In a sense, for a high growth economy, the growth might exceed the negative impact of financial crisis and prevent the net effect from causing a catastrophic economic crisis as a whole.
 
On the other hand, for a low growth economy, the negative impact of financial crisis not only might exceed the growth, but also might reduce the potential growth, causing collateral damage. In this respect, Shirakawa raises three points below.
a) Collateral Damage:
 Collateral damage could materialize in various ways. For example, in a low-growth economy that is in the process of deleveraging, social stress tends to intensify and is more likely to result in a rise in protectionism and excessive government intervention.When lending to non-viable firms continues for political or social reasons, the resultant decline in productivity growth will lower growth potential. (Shirakwa, January 10, 2010, p. 9)

 b) Distortion of Economic Incentive by Monetary Policy:
Low interest rates and abundant liquidity are necessary but if they continue for a long time, they may lower productivity by keeping inefficient firms alive.Necessary adjustment will also be delayed if low interest rates discourage the government from making efforts to restore fiscal balance. (Shirakwa, January 10, 2010, p. 9)
 
c) Demographic:

 Population decline will also prolong the adjustment of excess debt by lowering growth potential. … The contribution to population growth from immigration is significant in the United States and many European countries.  However, this contribution from immigration could diminish if the stagnation of economic activity is prolonged. (Shirakwa, January 10, 2010, p. 9)

(3) Global Growth

The third factor, the global growth momentum, if substantially high, not only might absorb the shock of a local systemic financial crisis and avoid its ripple effect, but also might help the country in crisis maintain or even strengthen its trade surplus--for example via a trade off with its depreciated currency.
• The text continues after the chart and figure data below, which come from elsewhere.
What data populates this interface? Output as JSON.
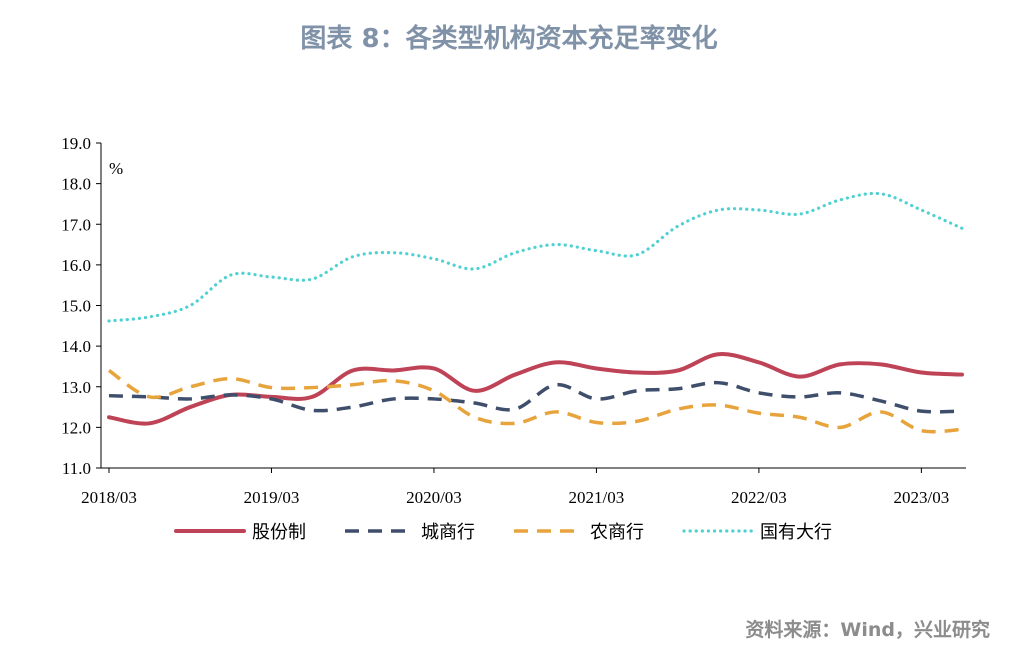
{
  "title": "图表 8：各类型机构资本充足率变化",
  "source": "资料来源：Wind，兴业研究",
  "chart_data": {
    "type": "line",
    "ylabel": "%",
    "ylim": [
      11.0,
      19.0
    ],
    "yticks": [
      "11.0",
      "12.0",
      "13.0",
      "14.0",
      "15.0",
      "16.0",
      "17.0",
      "18.0",
      "19.0"
    ],
    "xlim": [
      0,
      21
    ],
    "xtick_positions": [
      0,
      4,
      8,
      12,
      16,
      20
    ],
    "xtick_labels": [
      "2018/03",
      "2019/03",
      "2020/03",
      "2021/03",
      "2022/03",
      "2023/03"
    ],
    "grid": false,
    "legend_position": "bottom",
    "series": [
      {
        "name": "股份制",
        "color": "#bf4356",
        "style": "solid",
        "values": [
          12.25,
          12.1,
          12.5,
          12.8,
          12.75,
          12.75,
          13.4,
          13.4,
          13.45,
          12.9,
          13.3,
          13.6,
          13.45,
          13.35,
          13.4,
          13.8,
          13.6,
          13.25,
          13.55,
          13.55,
          13.35,
          13.3
        ]
      },
      {
        "name": "城商行",
        "color": "#3f4e6b",
        "style": "dashed",
        "values": [
          12.78,
          12.75,
          12.7,
          12.8,
          12.7,
          12.42,
          12.5,
          12.7,
          12.7,
          12.6,
          12.45,
          13.05,
          12.7,
          12.9,
          12.95,
          13.1,
          12.85,
          12.75,
          12.85,
          12.65,
          12.4,
          12.4
        ]
      },
      {
        "name": "农商行",
        "color": "#e8a43c",
        "style": "dashed",
        "values": [
          13.4,
          12.75,
          13.0,
          13.2,
          12.98,
          12.98,
          13.05,
          13.15,
          12.9,
          12.25,
          12.1,
          12.38,
          12.12,
          12.15,
          12.45,
          12.55,
          12.35,
          12.25,
          12.0,
          12.38,
          11.92,
          11.95
        ]
      },
      {
        "name": "国有大行",
        "color": "#4fd1d3",
        "style": "dotted",
        "values": [
          14.62,
          14.72,
          15.0,
          15.75,
          15.7,
          15.65,
          16.2,
          16.3,
          16.15,
          15.9,
          16.3,
          16.5,
          16.35,
          16.25,
          16.95,
          17.35,
          17.35,
          17.25,
          17.6,
          17.75,
          17.35,
          16.9
        ]
      }
    ]
  }
}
The net effect would help the impaired economy restore itself.

(4) Overall Assessment:

Shirakawa argues, among three economic factors, we can influence these two growth factors—domestic and global—in order to mitigate the negative consequence.

Of these three factors that define the length of time needed for deleveraging, the first one—the initial size of excess debt—is a given over a bubble bursts, but we can still influence the remaining two factors: the growth potential of individual economies and growth momentum in the global economy as a whole. (Shirakwa, January 10, 2010, p. 10)

In the above, Shirakawa only delineates a blue print to grasp the scale of post-bubble systemic financial crisis. Nevertheless, this blue print gives us a starting point to further develop a model in anticipating the scale of coming crises in the future.

The reading made a brief overview of the architecture of Shirakawa’s Monetary Policy Paradox. It presented a general framework of the paradox. The following reading reviews a historical experience of Japan’s asset bubble and its bust and examines particular conditions that affected the historical experience.


References:
  • Shirakawa, M. (2002). One Year Under Quantitative Easing. Tokyo: INSTITUTE FOR MONETARY AND ECONOMIC STUDIES, Bank of Japan.
  • Shirakawa, M. (April 22, 2010, 3 13). Revisiting the Philosophy behind Central Bank Policy. International Finance, 485-493. doi:10.1111/j.1468-2362.2010.01271.x
  • Shirakawa, M. (October 9, 2012). Evolution of the Bank of Japan's Policies and Operations: Looking Back on Fifty Years of History. 2012 Annual Meetings of the IMF/World Bank Group. Tokyo: Bank of Japan.
  • Shirakwa, M. (January 10, 2010). Deleveraging and Growth: Is the Developed World Following Japan's Long and Winding Road? Lecture at the London School of Economics and Political Science. Tokyo: Bank of Japan.